Three companies found guilty of spilling 10,000 litres of petrol have been ordered to pay the heaviest fine imposed in a regional council case in Auckland.
Petrol Alley Services (GAS), URS New Zealand and Brown Bros (NZ) were found guilty in the Auckland District Court over a fuel leak from a petrol station in Line Rd, Glen Innes.
The companies have been ordered to pay a fine of $160,000, as well as court costs of $80,000.
The court has also demanded an investigation of the fuel which remained in the ground, and the companies could be forced to pay a further $200,000 for a clean-up.
Prosecutor Auckland Regional Council said the charges and fine sent a strong message to large companies to be tighter in their procedures.
"The fines were due to the seriousness of the incident," said lawyer Janet Whiteside. "The whole industry needs to take a message from this sort of incident so it can't happen again."
The three companies had claimed they were not at fault and had done everything reasonable to stop the petrol escaping.
Engineering consultancy URS hired contractors Brown Bros to test the site for contamination by former owner Caltex.
Brown Bros accidentally drilled a hole the size of a 50c piece in a fuel line used to carry 91 octane.
The spill occurred when new owners GAS reopened the petrol station with the help of another company, Fuelquip.
Fuelquip - which had already pleaded guilty - tested the fuel lines, unaware of the hole.
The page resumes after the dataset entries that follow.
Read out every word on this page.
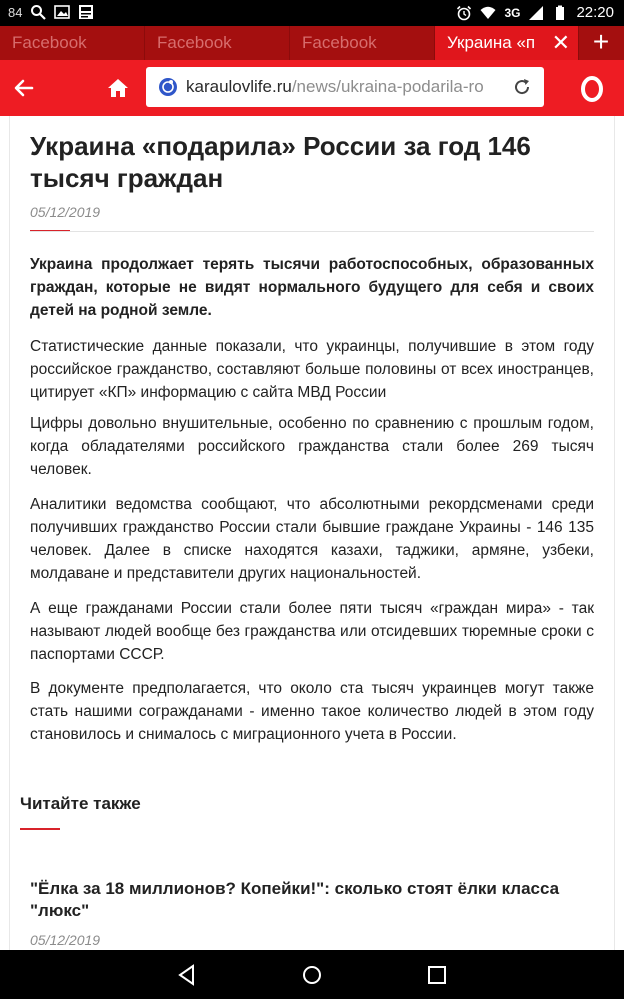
84	3G	22:20
Facebook	Facebook	Facebook	Украина «п ✕ +
karaulovlife.ru/news/ukraina-podarila-ro
Украина «подарила» России за год 146 тысяч граждан
05/12/2019

Украина продолжает терять тысячи работоспособных, образованных граждан, которые не видят нормального будущего для себя и своих детей на родной земле.

Статистические данные показали, что украинцы, получившие в этом году российское гражданство, составляют больше половины от всех иностранцев, цитирует «КП» информацию с сайта МВД России

Цифры довольно внушительные, особенно по сравнению с прошлым годом, когда обладателями российского гражданства стали более 269 тысяч человек.

Аналитики ведомства сообщают, что абсолютными рекордсменами среди получивших гражданство России стали бывшие граждане Украины - 146 135 человек. Далее в списке находятся казахи, таджики, армяне, узбеки, молдаване и представители других национальностей.

А еще гражданами России стали более пяти тысяч «граждан мира» - так называют людей вообще без гражданства или отсидевших тюремные сроки с паспортами СССР.

В документе предполагается, что около ста тысяч украинцев могут также стать нашими согражданами - именно такое количество людей в этом году становилось и снималось с миграционного учета в России.

Читайте также

"Ёлка за 18 миллионов? Копейки!": сколько стоят ёлки класса "люкс"

05/12/2019
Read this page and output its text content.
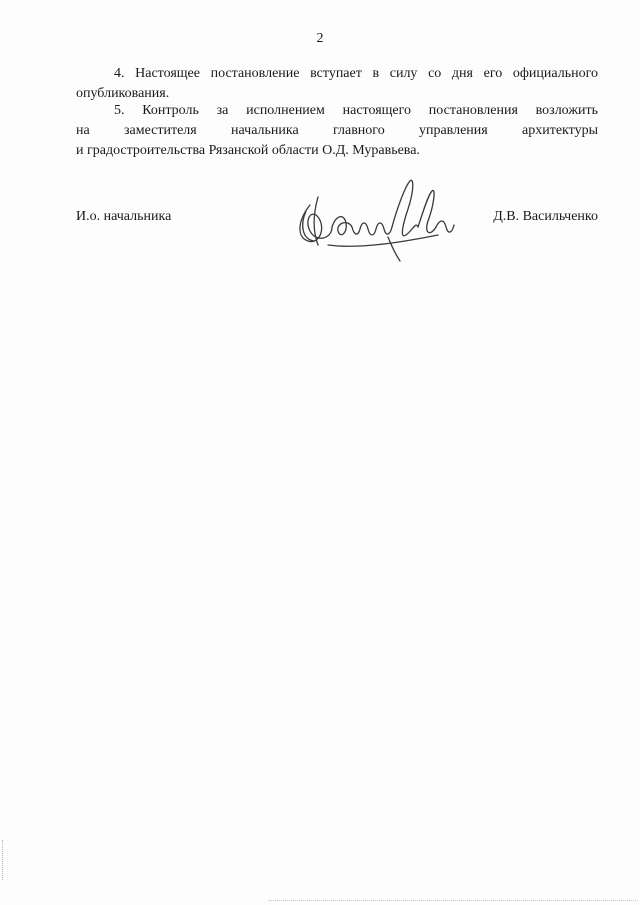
2
4. Настоящее постановление вступает в силу со дня его официального
опубликования.
5. Контроль за исполнением настоящего постановления возложить
на заместителя начальника главного управления архитектуры
и градостроительства Рязанской области О.Д. Муравьева.
И.о. начальника	Д.В. Васильченко
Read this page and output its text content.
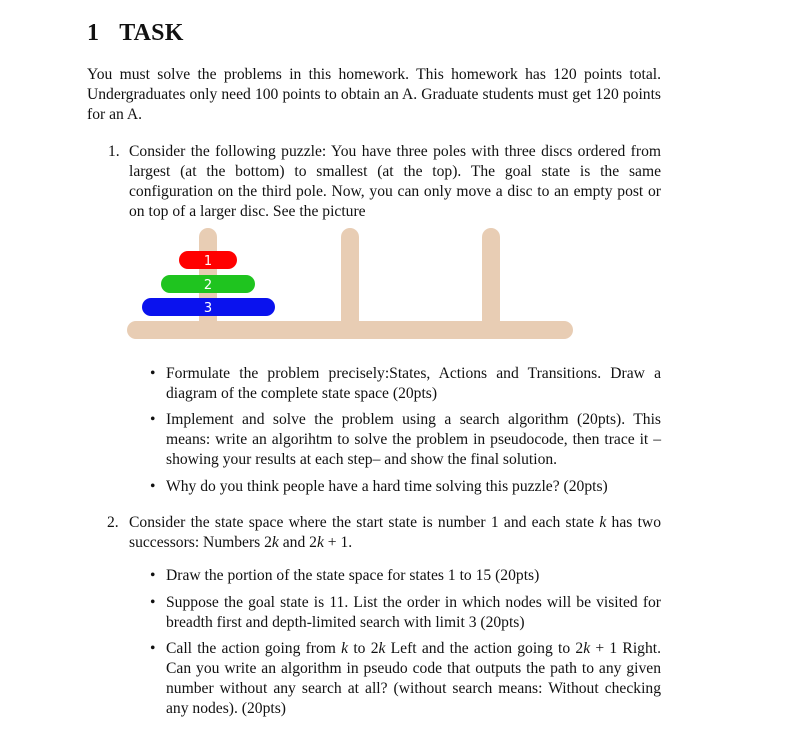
1 TASK
You must solve the problems in this homework. This homework has 120 points total. Undergraduates only need 100 points to obtain an A. Graduate students must get 120 points for an A.
1. Consider the following puzzle: You have three poles with three discs ordered from largest (at the bottom) to smallest (at the top). The goal state is the same configuration on the third pole. Now, you can only move a disc to an empty post or on top of a larger disc. See the picture
1
2
3
• Formulate the problem precisely:States, Actions and Transitions. Draw a diagram of the complete state space (20pts)
• Implement and solve the problem using a search algorithm (20pts). This means: write an algorihtm to solve the problem in pseudocode, then trace it –showing your results at each step– and show the final solution.
• Why do you think people have a hard time solving this puzzle? (20pts)
2. Consider the state space where the start state is number 1 and each state k has two successors: Numbers 2k and 2k + 1.
• Draw the portion of the state space for states 1 to 15 (20pts)
• Suppose the goal state is 11. List the order in which nodes will be visited for breadth first and depth-limited search with limit 3 (20pts)
• Call the action going from k to 2k Left and the action going to 2k + 1 Right. Can you write an algorithm in pseudo code that outputs the path to any given number without any search at all? (without search means: Without checking any nodes). (20pts)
The petrol leaked into the Ruapatoka Stream, 75m away, killing some wildlife.
GAS had argued that the chance of a company such as URS or Brown Bros drilling a hole in a fuel line and not repairing it was extraordinary, and the company could not have foreseen it.
URS and GAS each argued they could not have been expected to predict mistakes by the other.
Judge Fred McElrea ruled that URS and Brown Bros did not take necessary precautions to prevent a fuel leak, and that GAS failed to order the testing of the fuel lines.
GAS paid about $205,000 in cleaning up the site after the spill in December 2007. The judge ruled that this cost should be shared by the other companies.
GAS lawyers said 200,000 litres of petrol and oil had been sucked from the stream and the service station, and experts had said there was no need for further cleaning-up.
But the ARC believed there were still pollutants in the soil, and successfully called for further remedial work.